For more than 36 years, Nieto has taught at all levels from elementary through graduate school. Her research focuses on multicultural education and on the education of Latinos, immigrants and students of diverse cultural and linguistic backgrounds.
Nieto’s books include Affirming Diversity: The Sociopolitical Context of Multicultural Education, The Light in Their Eyes: Creating Multicultural Learning Communities, Puerto Rican Students in U.S. Schools and What Keeps Teachers Going?
She has also published dozens of book chapters and articles in such journals as Educational Leadership, the Harvard Educational Review, Multicultural Education and Theory into Practice.
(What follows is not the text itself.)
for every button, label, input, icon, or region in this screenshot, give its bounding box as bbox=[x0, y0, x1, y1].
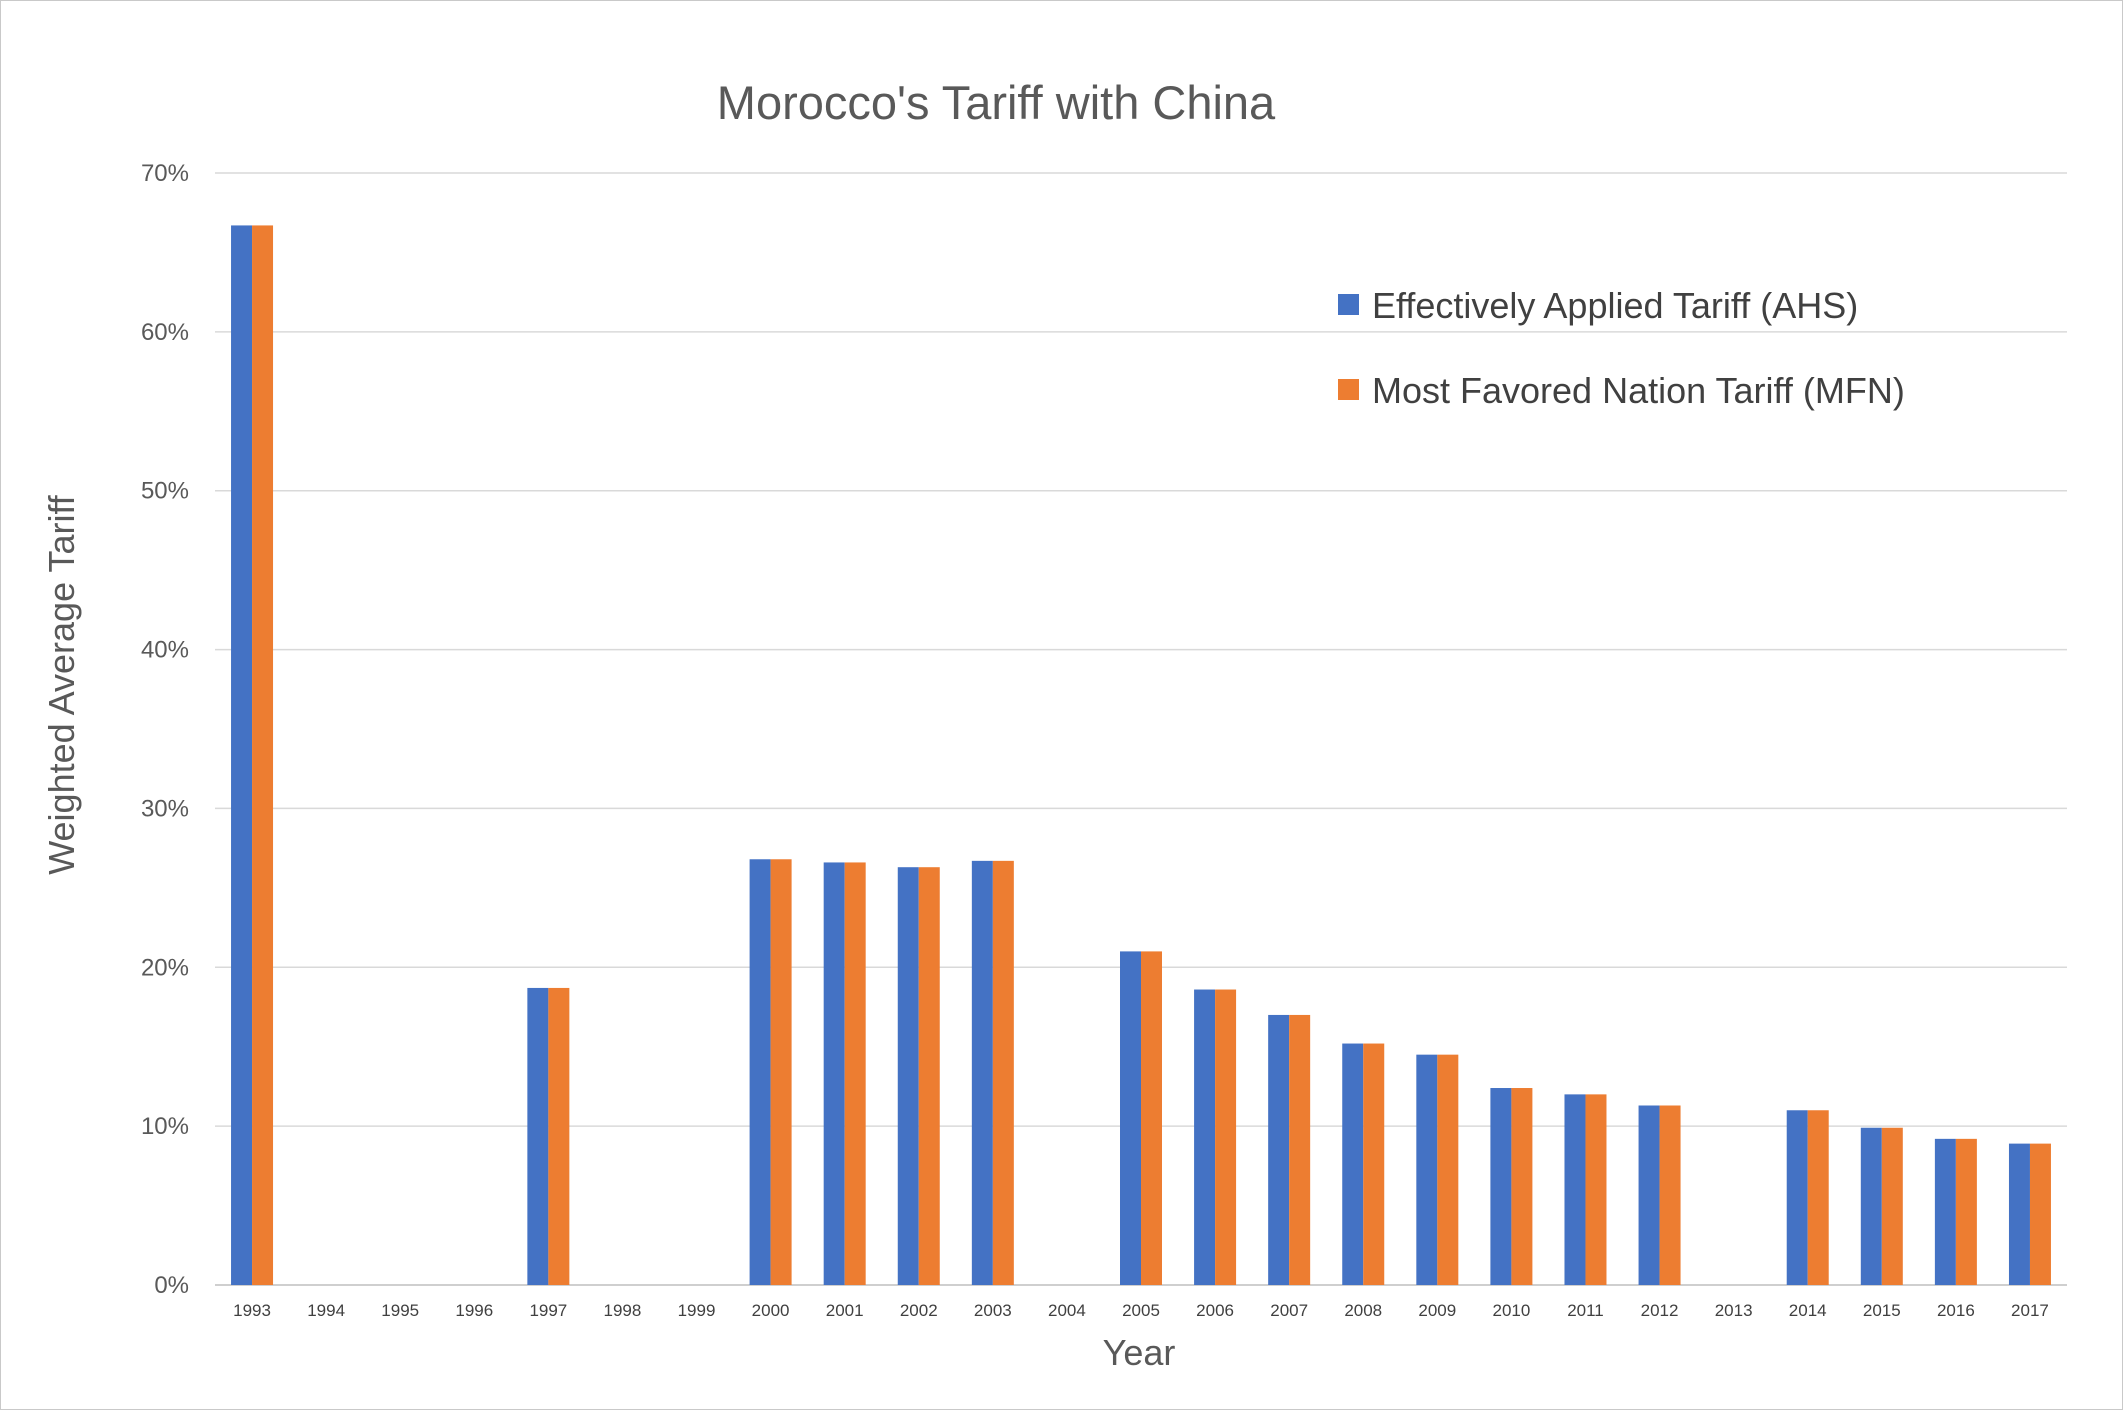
bar bbox=[2008, 1143, 2030, 1285]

Nieto serves on several national advisory boards that focus on educational equity and social justice, including Facing History and Ourselves, and Educators for Social Responsibility. She has received many awards for her scholarship, advocacy and activism, including the Human and Civil Rights Award from the Massachusetts Teachers Association, the 1996 Teacher of the Year Award from the Hispanic Educators of Massachusetts and the 1997 Multicultural Educator of the Year Award from the National Association of Multicultural Association.
She was an Annenberg Institute Senior Fellow and received an honorary doctorate from Lesley College in Massachusetts. Most recently, she was named to the Criticas Journal Hall of Fame as the 2003 Spanish Language Community Advocate of the Year.
The Couper Lecture, presented annually since 1993, honors the late Edgar W. Couper, a successful businessman, recognized community leader and pioneer of New York public higher education. Couper was chairman of the “Committee of 100,” which was responsible for the founding in 1950 of what is now Binghamton University. He was also a member of the New York State Board of Regents from 1951 to 1968, and served as its chancellor from 1961 to 1968. The lecture is funded by the Edgar W. Couper Endowment Fund for Educational Excellence, which also provides Couper Fellowships annually to one or more full-time students in SEHD’s doctoral program in Educational Theory and Practice.